Alur berikutnya menggambarkan pertemuan antara Mohammad Hatta dengan pamannya, Ayub Rais (diperankan oleh Hendri JB). Tak jelas apa yang menjadi spine dalam peristiwa ini. Sebagai adegan yang mencoba memberi ruang bagi kontribusi Ayub Rais dalam mengkontruksi pemikiran Mohammad Hatta, aksentuasi adegan ini juga tidak menunjukkan sasaran itu. Tampaknya, setiap adegan yang dirajut hanyalah kronologi biografi singkat Mohammad Hatta, yang disusun dengan tanpa titik penekanan (emphasis), dan tanpa dimuati upaya untuk membangkitkan ingatan pada pemikiran Mohammad Hatta, terlebih untuk merakit bunga rampai idealisme, visi perjuangan, gelegak nasionalisme dan sekaligus curahan privat Mohammad Hatta yang sudah pasti penuh ‘keterdesakan’ dan ‘keterbatasan’ dalam posisinya sebagai manusia biasa.
Rangkaian adegan-adegan berikutnya pun dihadirkan. Diawali peristiwa di di ruang kelas MULO Batavia yang olok-olok sesama muridnya terasa sangat ‘hitam-putih’. Kemudian adegan ruang bagi penyampaian pidato pledoi ‘Indonesia Merdeka’, adegan ditangkapnya Mohammad Hatta atas tuduhan melakukan ‘gerakan revolusioner’ dalam Perhimpunan Indonesia, yang dianggap membahayakan Pemerintahan Kolonial Belanda, perdebatan ‘Partindo’ dan PNI Baru’ yang direpresentasikan pada tokoh Sukarno (diperankan oleh Rahmad Pangestu) dan Mohammad Hatta, yang bahkan justru mendegradasi posisi Mohammad Hatta sebagai tokoh sentral oleh tokoh Sukarno, yang pada naskah diberi porsi yang cukup besar, juga adegan ditangkapnya Mohammad Hatta oleh polisi kolonial, sebelum akhirnya dipenjarakan di Glodok, Jakarta. Semuanya mengalir lancar meskipun tanpa sentilan yang terasa sangat mengiris.

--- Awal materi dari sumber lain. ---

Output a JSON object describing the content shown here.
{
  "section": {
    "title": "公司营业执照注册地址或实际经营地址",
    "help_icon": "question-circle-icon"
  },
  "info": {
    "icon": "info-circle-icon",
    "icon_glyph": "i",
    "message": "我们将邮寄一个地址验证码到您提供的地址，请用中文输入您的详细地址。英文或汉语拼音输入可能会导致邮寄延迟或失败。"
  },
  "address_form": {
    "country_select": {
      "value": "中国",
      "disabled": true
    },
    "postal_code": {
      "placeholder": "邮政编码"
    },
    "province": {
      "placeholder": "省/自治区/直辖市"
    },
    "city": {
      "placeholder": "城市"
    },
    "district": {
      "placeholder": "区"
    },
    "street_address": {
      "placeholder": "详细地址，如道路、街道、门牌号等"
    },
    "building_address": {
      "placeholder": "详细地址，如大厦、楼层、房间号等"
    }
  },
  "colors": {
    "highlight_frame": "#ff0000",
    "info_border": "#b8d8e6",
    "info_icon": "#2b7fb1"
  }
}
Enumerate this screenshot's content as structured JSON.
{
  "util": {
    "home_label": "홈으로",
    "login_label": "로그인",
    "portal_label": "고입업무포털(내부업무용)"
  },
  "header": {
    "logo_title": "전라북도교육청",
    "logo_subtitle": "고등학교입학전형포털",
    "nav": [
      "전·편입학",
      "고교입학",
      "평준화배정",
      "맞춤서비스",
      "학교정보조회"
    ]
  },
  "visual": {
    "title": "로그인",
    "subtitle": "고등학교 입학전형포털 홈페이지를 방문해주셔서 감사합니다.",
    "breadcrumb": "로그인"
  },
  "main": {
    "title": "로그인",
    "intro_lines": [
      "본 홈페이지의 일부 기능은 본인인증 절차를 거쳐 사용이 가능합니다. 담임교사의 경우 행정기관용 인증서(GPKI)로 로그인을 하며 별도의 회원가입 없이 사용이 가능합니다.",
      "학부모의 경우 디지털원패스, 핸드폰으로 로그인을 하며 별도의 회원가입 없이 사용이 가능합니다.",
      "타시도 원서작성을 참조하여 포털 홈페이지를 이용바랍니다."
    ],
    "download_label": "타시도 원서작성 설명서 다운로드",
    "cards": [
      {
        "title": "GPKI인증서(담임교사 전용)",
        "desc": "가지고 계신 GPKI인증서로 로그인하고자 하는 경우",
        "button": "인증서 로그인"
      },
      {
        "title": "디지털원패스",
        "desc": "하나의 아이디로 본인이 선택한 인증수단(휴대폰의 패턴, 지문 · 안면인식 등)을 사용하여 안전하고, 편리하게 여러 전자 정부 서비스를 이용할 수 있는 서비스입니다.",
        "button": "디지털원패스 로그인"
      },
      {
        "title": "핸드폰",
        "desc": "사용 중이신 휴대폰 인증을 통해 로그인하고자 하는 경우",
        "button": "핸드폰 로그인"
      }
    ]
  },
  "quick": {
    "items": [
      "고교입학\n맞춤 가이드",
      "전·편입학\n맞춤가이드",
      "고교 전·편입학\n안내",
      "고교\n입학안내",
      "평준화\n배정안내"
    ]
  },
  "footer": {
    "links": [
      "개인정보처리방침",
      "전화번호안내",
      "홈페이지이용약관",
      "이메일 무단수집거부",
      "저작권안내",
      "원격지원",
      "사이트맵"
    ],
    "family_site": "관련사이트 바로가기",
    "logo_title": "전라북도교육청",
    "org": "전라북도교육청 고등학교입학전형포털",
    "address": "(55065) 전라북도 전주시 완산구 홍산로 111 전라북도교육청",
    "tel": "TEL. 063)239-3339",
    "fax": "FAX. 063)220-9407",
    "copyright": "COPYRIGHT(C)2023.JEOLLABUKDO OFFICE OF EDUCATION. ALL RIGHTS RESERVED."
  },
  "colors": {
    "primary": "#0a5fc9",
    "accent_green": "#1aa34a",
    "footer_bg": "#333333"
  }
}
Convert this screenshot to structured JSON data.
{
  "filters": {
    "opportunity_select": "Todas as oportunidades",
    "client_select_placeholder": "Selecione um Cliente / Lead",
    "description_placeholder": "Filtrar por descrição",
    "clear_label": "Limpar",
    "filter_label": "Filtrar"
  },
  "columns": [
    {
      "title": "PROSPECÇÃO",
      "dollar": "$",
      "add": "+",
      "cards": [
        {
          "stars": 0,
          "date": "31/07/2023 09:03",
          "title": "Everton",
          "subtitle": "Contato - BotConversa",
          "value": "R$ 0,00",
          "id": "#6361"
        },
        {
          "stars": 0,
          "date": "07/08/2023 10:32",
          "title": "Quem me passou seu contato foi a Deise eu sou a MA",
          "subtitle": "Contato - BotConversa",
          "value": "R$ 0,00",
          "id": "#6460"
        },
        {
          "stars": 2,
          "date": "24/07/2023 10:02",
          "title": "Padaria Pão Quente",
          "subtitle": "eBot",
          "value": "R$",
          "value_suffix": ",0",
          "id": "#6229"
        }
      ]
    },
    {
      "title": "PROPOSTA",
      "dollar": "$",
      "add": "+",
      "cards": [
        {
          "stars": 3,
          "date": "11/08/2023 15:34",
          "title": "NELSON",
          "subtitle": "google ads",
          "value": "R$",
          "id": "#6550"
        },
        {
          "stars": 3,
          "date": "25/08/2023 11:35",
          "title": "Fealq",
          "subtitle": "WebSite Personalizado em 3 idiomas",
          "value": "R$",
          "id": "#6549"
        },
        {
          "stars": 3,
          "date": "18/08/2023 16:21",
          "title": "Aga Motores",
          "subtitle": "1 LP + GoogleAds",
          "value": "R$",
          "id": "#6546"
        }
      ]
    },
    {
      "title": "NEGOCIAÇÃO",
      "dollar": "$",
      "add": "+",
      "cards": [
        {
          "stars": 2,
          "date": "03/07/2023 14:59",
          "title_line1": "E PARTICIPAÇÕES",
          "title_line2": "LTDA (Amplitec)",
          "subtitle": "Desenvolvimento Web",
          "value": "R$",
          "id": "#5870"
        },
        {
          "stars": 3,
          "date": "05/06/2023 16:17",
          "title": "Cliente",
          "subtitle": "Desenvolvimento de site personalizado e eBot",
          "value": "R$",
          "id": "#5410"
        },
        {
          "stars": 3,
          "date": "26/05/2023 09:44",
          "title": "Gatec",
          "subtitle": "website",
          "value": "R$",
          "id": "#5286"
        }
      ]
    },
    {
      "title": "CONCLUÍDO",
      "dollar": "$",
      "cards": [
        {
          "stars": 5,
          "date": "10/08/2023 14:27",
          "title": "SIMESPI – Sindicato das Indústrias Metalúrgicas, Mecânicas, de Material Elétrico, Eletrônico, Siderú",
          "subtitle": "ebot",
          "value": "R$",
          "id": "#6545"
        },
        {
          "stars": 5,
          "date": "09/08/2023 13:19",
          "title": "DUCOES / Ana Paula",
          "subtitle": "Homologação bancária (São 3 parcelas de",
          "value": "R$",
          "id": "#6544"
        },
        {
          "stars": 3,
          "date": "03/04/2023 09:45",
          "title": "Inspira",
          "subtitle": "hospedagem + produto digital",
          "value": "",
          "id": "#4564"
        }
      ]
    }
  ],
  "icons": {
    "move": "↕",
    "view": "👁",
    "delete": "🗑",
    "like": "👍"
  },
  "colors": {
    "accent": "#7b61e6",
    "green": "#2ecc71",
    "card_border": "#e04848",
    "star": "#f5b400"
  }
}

Sayangnya, rangkaian tonggak-tonggak peristiwa yang telah dipilih dalam naskah Sayap-sayap Proklamasi, tampaknya memang hanya sebatas uraian perjalanan Mohammad Hatta tanpa dikuatkan oleh daya cambuk tontonan yang sarat dialektika. Sebuah kisah yang semestinya mampu menebalkan sisi hidup Mohammad Hatta sebagai ikon kesederhanaan, pandangan ekonomi kerakyatan (yang kelak mengilhami welfare state), sikap moderat dan kegigihannya sebagai demokrat, dan sekali lagi menguak profilnya secara utuh; dalam kedudukannya sebagai manusia biasa, yang pasti punya kelemahan. Sayangnya (lagi), semua peristiwa yang dibangun pun akhirnya terasa tak mempunyai artikulasi yang kuat karena sepanjang pertunjukan hanya melewatkan perbincangan-perbincangan, meskipun terkadang telah diupayakan dengan emosi yang berkesan ‘menegangkan’.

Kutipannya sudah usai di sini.